In contrast, his rivals had “misplaced strategies”, argues Mr Buhlmann. “They’ve been about scale for scale’s sake. Many of our competitors are focused on protecting what they’ve got. The merger of Aegis and Dentsu wasn’t defensive at all.”

He adds: “If the strategy of Publicis and Omnicom was that they were unhappy alone and they wanted to be together, they are now alone again. They have to restate their strategy at a time when staff morale will be tough. In the end, it is a failed strategy.”

Dentsu Aegis Network is best known for media-buying, rather than for its creative agencies, which may be part of the reason that the business has a lower profile.

Mr Buhlmann set up his own agency in 1989 and sold it to Aegis in 1999. While the Dentsu parent company is smaller than the “big three” of WPP, Publicis and Omnicom, Dentsu Aegis’s $39bn in annual billings mean it ranks third in media-buying – ahead of Omnicom – and is number one in the Asia-Pacific region. “The strategy isn’t scale,” reiterates Mr Buhlmann. “I’m not saying scale has no significance.
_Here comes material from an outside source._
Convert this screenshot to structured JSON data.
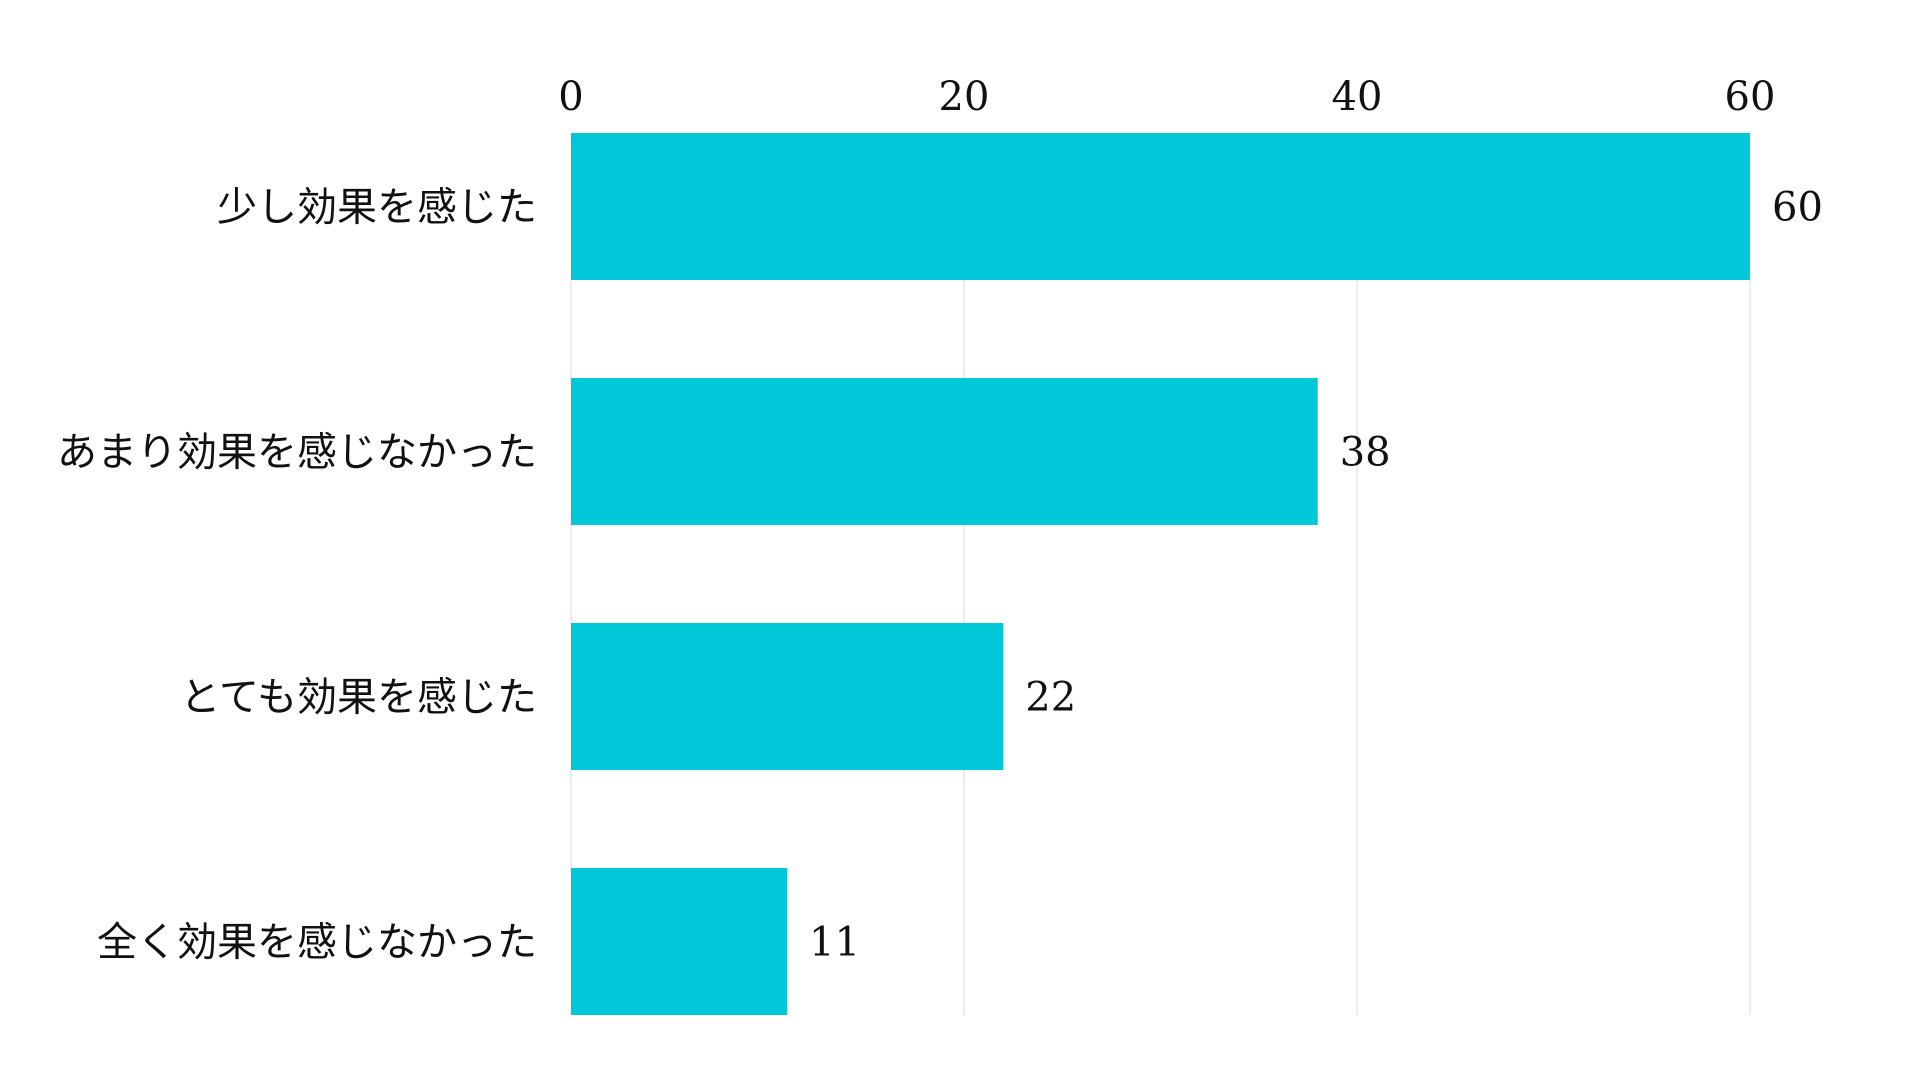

We have to provide a much greater range of services. That is much more complex. If you have scale, you have the ability to mitigate complexity.”

The Japanese parent has been happy to keep Dentsu Aegis’s headquarters in London, near Regent’s Park, where it moved into a glossy building shortly before the takeover. Dentsu employs close to 39,000 people globally, with about 1,500 in London.

Mr Buhlmann, who travels about two weeks a month, says the capital is a good place to run a global business. “One of the major attractions is the separation between politics and business. There’s a benign, relatively attractive labour market. The economy is growing fast. There is lots of capability and talent. It’s still a talent hotbed for advertising and, increasingly, technology.”

However, London is not a place “where we have to stay forever” and he has moved the base of the creative agency Isobar, a Dentsu Aegis subsidiary, to Shanghai. Despite being British, Mr Buhlmann does not believe the network should be regarded as a British company. “I don’t think it’s important. What brings you together is your values, and they’re critical to your culture. It doesn’t matter what nationality you are.” Mr Buhlmann does not speak Japanese. “The business language of Dentsu is English.” That may be a reason why the merger was likely to work.

Clients include General Motors, 21st Century Fox, Adidas, Diageo and Coca-Cola. Mr Buhlmann singles out a recent campaign for Coke by Isobar in China as a favourite.  Popular lyrics from about 50 songs were put on bottles. Then consumers could use their mobile phone to scan a lyric on to the bottle to be shared with a friend or loved one via a short clip on social media. They also got a bottle of Coca-Cola.

Mr Buhlmann’s rivals don’t want to give him or his merger partner too much credit. “Dentsu had brilliant timing,” concedes the WPP chief executive Sir Martin Sorrell, referring to how the Japanese group bought its British rival when the yen was strong in 2012, and is now reaping the benefits as the currency has weakened. But Sir Martin notes that Dentsu paid what he said was “one of the highest premiums ever” for a British takeover. “I’d fault their pricing.”

Mr Buhlmann can shrug off such criticism. “Clients can see the benefit, shareholders have seen the benefit,” he declares. “Aegis shareholders took the money and left. Dentsu shareholders have seen that the value of the business they have acquired has eliminated the premium they paid. It is delivering significant additional value and their balance sheet is as strong as it was before they acquired Aegis.”

It leaves Dentsu Aegis in a potentially strong position as many observers believe there are other big acquisitions to be done in the wake of the Publicis-Omnicom deal collapsing – whatever Mr Buhlmann may say about scale.